Flooded with calls from residents worried about the effects of a recent Supreme Court decision on private-property rights, state legislators heard testimony Wednesday on Illinois' eminent domain laws and if they should be strengthened.
Opinions were divided over whether Illinois law offers enough protections and compensates property owners justly for land.
"The definition should say that eminent domain should not be used by government to take private property and give it to private investors who will make a profit," said Kenneth Swanson, a Galesburg resident who testified at the Thompson Center in Chicago.
The Supreme Court decision last month stunned some property owners, who believed eminent domain could only be used for public uses such as for roads or airports.
But in its opinion, the majority said private economic development projects that increased taxes and brought jobs also could be considered a public use. The decision also said states could impose greater protections.
Others at the hearing of the Senate State Government Committee Wednesday argued that Illinois should proceed with caution in changing laws because they already include provisions to prevent abuse.
Brian Martin, a lawyer who has represented municipalities in eminent domain cases, said state law allows eminent domain for redevelopment but requires that land qualify as "blighted" by a number of factors. He also pointed to sections requiring the municipality to prove the land would not redevelop "but for" the government intervention.

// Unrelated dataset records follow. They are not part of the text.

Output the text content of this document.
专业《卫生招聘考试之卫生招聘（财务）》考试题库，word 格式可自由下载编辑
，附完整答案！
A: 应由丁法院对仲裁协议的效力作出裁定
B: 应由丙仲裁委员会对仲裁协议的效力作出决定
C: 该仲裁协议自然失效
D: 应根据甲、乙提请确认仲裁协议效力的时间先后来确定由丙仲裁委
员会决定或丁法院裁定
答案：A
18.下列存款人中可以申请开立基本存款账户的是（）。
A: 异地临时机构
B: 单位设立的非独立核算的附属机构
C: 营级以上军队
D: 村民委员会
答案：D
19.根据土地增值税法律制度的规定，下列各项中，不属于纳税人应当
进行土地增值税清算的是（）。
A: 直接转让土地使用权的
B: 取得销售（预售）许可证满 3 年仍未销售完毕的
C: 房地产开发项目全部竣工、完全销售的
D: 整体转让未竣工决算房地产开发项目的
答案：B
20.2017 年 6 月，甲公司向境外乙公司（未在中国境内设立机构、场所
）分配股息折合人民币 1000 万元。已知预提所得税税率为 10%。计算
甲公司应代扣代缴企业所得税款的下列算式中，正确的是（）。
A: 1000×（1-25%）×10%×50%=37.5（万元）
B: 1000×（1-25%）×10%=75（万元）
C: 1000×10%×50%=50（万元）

"That is exactly the type of careful consideration the court said a local government should undertake before a local taking," Martin said.
But others said that same law allows governments to designate properties as blighted that really are not.

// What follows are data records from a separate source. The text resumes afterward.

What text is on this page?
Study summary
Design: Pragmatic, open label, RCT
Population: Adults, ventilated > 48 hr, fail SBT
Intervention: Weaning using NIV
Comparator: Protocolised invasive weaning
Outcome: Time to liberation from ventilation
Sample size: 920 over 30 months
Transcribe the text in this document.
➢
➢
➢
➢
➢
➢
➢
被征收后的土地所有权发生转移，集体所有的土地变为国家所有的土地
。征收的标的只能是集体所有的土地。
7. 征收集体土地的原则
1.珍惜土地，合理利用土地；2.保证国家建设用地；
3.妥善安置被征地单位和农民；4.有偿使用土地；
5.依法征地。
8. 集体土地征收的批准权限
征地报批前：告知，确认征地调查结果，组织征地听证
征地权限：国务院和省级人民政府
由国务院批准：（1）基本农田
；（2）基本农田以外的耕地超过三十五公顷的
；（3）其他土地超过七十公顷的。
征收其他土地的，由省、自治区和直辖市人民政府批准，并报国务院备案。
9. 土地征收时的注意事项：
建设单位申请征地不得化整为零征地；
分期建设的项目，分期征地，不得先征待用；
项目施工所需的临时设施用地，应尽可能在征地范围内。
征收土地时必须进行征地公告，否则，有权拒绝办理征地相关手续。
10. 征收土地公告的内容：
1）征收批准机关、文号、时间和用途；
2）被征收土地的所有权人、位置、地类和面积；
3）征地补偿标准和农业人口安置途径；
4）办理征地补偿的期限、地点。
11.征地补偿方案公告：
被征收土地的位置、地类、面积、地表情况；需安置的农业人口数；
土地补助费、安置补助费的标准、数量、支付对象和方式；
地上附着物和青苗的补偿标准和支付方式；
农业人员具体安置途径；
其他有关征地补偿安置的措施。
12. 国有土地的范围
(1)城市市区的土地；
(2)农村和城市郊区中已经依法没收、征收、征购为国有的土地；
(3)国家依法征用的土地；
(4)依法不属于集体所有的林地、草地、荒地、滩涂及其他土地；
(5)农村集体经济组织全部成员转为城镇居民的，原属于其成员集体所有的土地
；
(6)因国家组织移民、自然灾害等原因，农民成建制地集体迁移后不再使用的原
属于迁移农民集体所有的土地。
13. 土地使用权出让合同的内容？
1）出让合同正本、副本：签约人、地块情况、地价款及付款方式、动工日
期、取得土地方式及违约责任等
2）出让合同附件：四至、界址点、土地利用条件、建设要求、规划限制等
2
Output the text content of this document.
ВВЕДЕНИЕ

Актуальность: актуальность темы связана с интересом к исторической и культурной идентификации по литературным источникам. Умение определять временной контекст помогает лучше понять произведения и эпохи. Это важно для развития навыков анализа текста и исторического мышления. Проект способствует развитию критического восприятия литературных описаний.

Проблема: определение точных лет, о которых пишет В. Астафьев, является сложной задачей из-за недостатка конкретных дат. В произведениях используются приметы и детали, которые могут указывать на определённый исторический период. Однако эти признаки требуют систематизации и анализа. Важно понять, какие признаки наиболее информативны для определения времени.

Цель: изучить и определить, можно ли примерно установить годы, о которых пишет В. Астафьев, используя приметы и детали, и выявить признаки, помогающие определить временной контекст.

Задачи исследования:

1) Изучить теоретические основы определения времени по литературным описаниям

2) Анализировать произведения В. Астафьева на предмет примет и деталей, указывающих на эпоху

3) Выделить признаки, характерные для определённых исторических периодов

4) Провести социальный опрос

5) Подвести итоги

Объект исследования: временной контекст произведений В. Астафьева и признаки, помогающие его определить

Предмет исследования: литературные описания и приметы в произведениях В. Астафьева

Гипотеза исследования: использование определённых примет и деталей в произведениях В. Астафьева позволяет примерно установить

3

William Ryan, an attorney who has represented property owners, said the definition is too broad and allows properties with significant value, such as in areas of the Loop, to qualify as blighted under the law.
He said eminent domain is abused in Illinois because when owners are compensated for their property, such items as attorney fees, court costs and appraisals come out of that compensation. Ryan argued the law also is unfair because businesses that are forced out of their properties and can't find a new location nearby are not compensated for the loss of their business.

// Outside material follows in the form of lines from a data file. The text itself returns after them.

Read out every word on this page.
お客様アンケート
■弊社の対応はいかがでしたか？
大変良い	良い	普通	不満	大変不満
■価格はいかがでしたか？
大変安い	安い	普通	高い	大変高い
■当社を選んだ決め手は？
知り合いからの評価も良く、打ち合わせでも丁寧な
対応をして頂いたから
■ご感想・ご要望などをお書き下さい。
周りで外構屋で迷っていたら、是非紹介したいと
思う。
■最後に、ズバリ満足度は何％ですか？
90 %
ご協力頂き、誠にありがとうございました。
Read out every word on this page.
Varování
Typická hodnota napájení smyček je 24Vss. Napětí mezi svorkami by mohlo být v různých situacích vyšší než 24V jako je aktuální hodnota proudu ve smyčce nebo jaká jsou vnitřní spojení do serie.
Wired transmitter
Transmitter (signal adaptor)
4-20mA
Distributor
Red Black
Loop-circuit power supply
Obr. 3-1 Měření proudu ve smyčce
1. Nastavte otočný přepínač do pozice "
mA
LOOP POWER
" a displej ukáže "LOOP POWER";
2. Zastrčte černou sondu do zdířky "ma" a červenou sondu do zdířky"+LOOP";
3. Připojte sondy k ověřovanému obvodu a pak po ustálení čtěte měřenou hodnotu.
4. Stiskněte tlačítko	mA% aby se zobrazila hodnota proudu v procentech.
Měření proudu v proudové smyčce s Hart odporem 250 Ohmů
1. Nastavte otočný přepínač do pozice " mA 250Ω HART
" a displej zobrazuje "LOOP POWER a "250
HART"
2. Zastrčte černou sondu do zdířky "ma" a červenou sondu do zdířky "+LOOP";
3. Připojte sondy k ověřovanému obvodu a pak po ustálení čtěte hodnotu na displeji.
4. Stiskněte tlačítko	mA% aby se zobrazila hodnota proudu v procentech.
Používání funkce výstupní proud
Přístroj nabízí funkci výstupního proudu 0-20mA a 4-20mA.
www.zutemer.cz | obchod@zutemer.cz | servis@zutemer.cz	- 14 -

University of Chicago law professor Richard Epstein suggested legislators create a formula to require a government to pay fair market value for the land, plus a premium of 25 to 50 percent to cover costs that aren't typically covered.
Legislators said any proposal would have to weigh the need for economic development.
Des Plaines City Manager David Niemeyer credited eminent domain with enabling the city to revitalize its downtown business district and other areas. To complete its Library Square project, which he called the catalyst for the rebirth of Des Plaines' downtown, the city had to buy 42 parcels of property, using eminent domain in two-thirds of those cases.
"While some in the public sector believe that market forces should act as the sole arbitrator of land prices, we believe that the public good trumps property rights, in some, but not all, cases," Niemeyer said.
He added that the city uses eminent domain as a last resort.
Developers said it is often difficult to assemble all the parcels of land needed to undertake a large-scale economic development project.
"Eminent domain is a critical tool for industrial development," said Paul Fisher, president of CenterPoint Properties in Oak Brook, adding that the projects are often needed to bring jobs and help the region compete in a global market.
Clearer standards in eminent domain laws would help encourage further economic development, he said. Fisher described situations in which his company has abandoned plans for developments because it would have to undertake eminent domain proceedings that could stretch out years.
State. Sen. Steven Rauschenberger (R-Elgin) said he has seen some questionable use of the power and asked whether Illinois should enact a stricter standard of what constitutes a "public use."
"It's always going to serve the developers' interest to engage a sympathetic unit of government to go to eminent domain rather than go to the market," he said.
Concerns were also raised about using eminent domain to displace low-income residents, who often don't have the money or clout to fight back.
Any legislative proposal will also have to include steps to make the process more transparent, said state Sen. Susan Garrett (D-Lake Forest), chairman of the committee.
Garrett said she would organize a bipartisan committee to look at the issues raised.